Horn was re-elected for a second term as an MP in May 2019. On 5 June 2019, Maimane appointed his new shadow cabinet, in which the Justice and Correctional Services portfolios were merged into one portfolio with Horn as the Shadow Deputy Minister and Glynnis Breytenbach as the Shadow Minister. He still serves on the Portfolio Committee on Justice and Correctional Services. On 27 February 2020, he became an Alternate Member of the Ad Hoc Committee to Amend Section 25 of the Constitution.

Newly elected DA leader John Steenhuisen announced his shadow cabinet on 5 December 2020 wherein he split the Justice and Correctional Services portfolio and appointed Horn as the new Shadow Deputy Minister of Justice.

Horn was appointed the DA's additional national spokesperson on 21 April 2023, following Cilliers Brink's election as Tshwane mayor the previous month.
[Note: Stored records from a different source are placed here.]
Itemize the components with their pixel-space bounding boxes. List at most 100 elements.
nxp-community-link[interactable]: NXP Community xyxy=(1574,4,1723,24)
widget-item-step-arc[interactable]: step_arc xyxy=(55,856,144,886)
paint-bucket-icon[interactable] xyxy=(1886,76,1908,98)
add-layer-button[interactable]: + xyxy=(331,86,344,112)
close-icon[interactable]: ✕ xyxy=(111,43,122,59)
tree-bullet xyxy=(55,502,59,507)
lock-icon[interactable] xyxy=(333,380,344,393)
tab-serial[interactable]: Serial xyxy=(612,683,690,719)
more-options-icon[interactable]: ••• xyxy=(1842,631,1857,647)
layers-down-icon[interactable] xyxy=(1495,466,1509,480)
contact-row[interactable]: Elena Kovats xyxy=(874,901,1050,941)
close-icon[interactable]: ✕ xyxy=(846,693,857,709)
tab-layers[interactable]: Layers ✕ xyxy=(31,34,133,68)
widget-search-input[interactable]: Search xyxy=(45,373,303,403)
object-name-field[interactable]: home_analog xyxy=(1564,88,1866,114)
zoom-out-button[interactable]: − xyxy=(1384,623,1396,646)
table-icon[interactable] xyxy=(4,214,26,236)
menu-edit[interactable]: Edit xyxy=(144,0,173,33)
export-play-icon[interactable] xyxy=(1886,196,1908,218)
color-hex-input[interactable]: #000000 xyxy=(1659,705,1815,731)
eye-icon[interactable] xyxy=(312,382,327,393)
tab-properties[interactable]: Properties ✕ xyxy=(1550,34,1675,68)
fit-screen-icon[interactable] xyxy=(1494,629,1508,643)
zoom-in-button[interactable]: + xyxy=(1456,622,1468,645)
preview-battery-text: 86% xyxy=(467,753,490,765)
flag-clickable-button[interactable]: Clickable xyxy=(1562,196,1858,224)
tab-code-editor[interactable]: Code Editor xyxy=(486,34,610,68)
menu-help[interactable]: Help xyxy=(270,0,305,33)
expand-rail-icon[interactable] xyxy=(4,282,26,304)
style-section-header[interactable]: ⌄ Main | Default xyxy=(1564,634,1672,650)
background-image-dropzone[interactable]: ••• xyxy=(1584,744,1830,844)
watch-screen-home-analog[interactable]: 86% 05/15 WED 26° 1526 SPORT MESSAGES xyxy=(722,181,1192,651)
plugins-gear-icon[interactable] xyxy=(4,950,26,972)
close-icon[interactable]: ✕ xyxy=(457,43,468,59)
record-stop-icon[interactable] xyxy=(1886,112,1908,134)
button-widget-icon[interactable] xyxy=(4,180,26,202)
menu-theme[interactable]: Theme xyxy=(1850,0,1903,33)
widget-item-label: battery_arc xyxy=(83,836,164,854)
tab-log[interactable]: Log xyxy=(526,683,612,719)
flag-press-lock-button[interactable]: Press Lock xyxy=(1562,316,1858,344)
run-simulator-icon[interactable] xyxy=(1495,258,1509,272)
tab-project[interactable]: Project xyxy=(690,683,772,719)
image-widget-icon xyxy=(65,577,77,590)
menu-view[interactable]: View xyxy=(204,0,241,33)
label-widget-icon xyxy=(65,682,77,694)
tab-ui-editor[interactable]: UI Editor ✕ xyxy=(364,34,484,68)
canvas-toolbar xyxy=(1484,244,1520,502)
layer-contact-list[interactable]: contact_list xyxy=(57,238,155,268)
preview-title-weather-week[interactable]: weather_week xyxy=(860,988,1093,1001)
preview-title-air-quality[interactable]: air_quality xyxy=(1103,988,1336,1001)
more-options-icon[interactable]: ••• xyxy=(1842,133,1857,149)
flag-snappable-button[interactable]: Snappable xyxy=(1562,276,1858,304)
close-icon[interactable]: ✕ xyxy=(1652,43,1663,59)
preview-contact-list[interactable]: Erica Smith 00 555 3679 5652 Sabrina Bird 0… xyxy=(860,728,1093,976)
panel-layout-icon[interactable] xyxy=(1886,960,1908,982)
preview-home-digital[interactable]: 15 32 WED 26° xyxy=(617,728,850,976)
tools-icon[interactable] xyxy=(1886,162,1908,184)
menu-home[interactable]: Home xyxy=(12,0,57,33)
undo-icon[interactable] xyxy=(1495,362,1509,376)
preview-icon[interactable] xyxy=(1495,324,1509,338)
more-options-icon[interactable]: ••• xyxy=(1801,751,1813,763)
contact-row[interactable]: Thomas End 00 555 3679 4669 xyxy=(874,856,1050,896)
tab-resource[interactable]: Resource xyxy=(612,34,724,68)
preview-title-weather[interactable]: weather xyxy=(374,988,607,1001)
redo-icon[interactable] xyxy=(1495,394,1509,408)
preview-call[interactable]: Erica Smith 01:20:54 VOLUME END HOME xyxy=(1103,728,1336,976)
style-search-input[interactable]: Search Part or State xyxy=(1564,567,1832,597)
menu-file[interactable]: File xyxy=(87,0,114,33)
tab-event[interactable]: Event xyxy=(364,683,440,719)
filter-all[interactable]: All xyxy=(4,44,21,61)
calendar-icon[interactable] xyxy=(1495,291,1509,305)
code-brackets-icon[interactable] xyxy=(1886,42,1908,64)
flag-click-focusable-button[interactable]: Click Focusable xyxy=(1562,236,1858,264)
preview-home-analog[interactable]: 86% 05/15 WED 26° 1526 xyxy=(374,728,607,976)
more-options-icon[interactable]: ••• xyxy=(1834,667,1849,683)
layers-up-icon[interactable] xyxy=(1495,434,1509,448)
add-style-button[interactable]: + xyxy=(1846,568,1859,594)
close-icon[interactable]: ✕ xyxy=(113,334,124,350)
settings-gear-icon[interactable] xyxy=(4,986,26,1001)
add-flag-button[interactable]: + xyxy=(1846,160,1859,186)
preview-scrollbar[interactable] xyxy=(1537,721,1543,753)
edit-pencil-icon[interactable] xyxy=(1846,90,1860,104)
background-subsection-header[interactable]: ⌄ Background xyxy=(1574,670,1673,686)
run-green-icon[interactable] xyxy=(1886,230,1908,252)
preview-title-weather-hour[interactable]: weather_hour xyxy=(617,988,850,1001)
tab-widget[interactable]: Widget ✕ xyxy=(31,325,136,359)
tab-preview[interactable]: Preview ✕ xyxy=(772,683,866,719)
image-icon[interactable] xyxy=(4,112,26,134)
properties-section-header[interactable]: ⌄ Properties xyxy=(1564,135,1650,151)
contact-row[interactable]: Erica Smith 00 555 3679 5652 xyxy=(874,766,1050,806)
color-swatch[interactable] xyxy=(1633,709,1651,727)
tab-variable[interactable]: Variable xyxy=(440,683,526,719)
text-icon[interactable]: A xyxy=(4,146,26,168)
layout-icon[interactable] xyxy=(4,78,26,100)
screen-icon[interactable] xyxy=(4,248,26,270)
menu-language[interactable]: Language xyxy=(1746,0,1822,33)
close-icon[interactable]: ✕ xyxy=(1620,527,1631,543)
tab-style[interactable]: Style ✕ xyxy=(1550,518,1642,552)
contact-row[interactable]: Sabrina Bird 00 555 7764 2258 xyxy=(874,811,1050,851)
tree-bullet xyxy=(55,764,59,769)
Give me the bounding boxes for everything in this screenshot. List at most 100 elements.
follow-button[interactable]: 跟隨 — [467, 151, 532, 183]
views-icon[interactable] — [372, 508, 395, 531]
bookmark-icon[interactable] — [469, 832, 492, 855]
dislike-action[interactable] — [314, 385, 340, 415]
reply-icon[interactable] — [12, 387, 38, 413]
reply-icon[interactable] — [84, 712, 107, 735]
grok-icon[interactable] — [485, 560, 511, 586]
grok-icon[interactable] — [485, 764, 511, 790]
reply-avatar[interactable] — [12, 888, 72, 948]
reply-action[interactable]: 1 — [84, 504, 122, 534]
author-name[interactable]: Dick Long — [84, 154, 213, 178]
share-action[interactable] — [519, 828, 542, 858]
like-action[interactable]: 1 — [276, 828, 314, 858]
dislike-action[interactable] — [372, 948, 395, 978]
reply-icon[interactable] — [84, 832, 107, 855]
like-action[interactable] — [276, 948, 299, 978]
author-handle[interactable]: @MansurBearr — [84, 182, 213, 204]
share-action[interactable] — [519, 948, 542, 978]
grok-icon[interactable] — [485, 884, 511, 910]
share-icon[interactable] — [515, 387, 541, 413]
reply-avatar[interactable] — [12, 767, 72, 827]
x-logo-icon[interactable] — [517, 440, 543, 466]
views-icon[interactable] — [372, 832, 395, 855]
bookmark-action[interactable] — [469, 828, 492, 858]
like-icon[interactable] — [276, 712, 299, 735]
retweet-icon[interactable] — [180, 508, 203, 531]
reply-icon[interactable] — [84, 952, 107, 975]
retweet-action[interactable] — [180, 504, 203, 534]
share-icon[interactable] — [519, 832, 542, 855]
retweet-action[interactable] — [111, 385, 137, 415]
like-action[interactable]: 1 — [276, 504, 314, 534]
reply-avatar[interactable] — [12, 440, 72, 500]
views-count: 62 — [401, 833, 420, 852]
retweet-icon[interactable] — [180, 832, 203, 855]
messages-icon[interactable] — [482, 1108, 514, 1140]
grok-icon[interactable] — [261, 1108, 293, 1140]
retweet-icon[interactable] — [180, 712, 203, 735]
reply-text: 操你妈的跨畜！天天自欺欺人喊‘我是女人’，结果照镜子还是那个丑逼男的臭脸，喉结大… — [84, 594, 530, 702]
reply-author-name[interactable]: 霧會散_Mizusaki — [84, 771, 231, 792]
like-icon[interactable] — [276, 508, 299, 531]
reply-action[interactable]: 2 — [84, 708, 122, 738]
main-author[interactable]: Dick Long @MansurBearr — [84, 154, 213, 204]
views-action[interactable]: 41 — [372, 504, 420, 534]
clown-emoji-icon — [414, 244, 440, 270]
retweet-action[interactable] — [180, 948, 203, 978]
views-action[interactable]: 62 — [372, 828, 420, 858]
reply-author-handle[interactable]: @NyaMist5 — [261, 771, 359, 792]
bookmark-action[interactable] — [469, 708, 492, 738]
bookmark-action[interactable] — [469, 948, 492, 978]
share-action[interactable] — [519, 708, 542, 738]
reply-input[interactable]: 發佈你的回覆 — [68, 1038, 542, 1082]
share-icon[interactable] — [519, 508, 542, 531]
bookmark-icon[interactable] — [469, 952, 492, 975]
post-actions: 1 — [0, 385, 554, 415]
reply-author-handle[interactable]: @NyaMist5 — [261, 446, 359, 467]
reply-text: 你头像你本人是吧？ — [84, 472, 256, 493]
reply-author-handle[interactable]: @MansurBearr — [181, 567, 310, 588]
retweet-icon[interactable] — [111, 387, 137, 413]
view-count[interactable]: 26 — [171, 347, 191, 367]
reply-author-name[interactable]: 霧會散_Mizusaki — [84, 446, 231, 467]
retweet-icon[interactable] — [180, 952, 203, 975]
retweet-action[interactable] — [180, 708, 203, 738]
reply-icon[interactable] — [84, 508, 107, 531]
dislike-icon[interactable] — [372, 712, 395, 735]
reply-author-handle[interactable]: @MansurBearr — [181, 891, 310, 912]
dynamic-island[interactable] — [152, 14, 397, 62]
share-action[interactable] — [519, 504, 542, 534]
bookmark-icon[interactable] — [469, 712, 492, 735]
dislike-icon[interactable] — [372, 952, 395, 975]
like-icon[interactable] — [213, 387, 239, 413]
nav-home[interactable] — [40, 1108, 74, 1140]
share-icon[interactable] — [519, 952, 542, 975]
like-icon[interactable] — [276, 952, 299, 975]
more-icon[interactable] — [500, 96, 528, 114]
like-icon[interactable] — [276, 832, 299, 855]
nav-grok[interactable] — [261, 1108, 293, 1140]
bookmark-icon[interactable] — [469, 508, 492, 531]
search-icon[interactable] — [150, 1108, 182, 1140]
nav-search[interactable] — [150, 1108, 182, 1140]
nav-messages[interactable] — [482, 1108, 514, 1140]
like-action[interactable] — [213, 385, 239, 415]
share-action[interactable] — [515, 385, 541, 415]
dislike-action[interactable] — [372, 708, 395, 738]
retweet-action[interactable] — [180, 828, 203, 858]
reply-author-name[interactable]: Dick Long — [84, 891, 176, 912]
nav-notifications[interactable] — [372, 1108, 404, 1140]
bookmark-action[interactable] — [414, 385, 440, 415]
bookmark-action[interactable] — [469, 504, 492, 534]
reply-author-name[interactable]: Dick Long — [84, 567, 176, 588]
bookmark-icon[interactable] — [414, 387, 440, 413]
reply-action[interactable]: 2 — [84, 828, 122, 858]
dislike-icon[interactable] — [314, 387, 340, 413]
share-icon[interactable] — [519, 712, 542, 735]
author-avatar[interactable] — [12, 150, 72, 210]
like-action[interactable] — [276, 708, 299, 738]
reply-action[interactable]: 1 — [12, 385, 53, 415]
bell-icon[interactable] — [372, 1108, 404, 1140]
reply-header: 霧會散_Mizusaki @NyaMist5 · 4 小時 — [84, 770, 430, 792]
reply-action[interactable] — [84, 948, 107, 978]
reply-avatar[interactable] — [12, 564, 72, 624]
Having been re-elected to Parliament in the 2024 general election, Horn was elected as one of three House Chairpersons of the National Assembly on 9 July 2024.

===Provincial politics===
On 14 November 2020, Horn was elected to succeed Annelie Lotriet as the provincial chairperson of the DA in the Free State. He was re-elected as provincial chairperson in 2023 before standing down in 2026.
===2026 campaign for DA Federal Council Chairperson===
After incumbent DA Federal Council chairperson Helen Zille announced her intention to stand down at the party's Federal Congress in April 2026, Horn announced his candidacy for the position. He was defeated by Deputy Finance Minister Ashor Sarupen on 12 April 2026.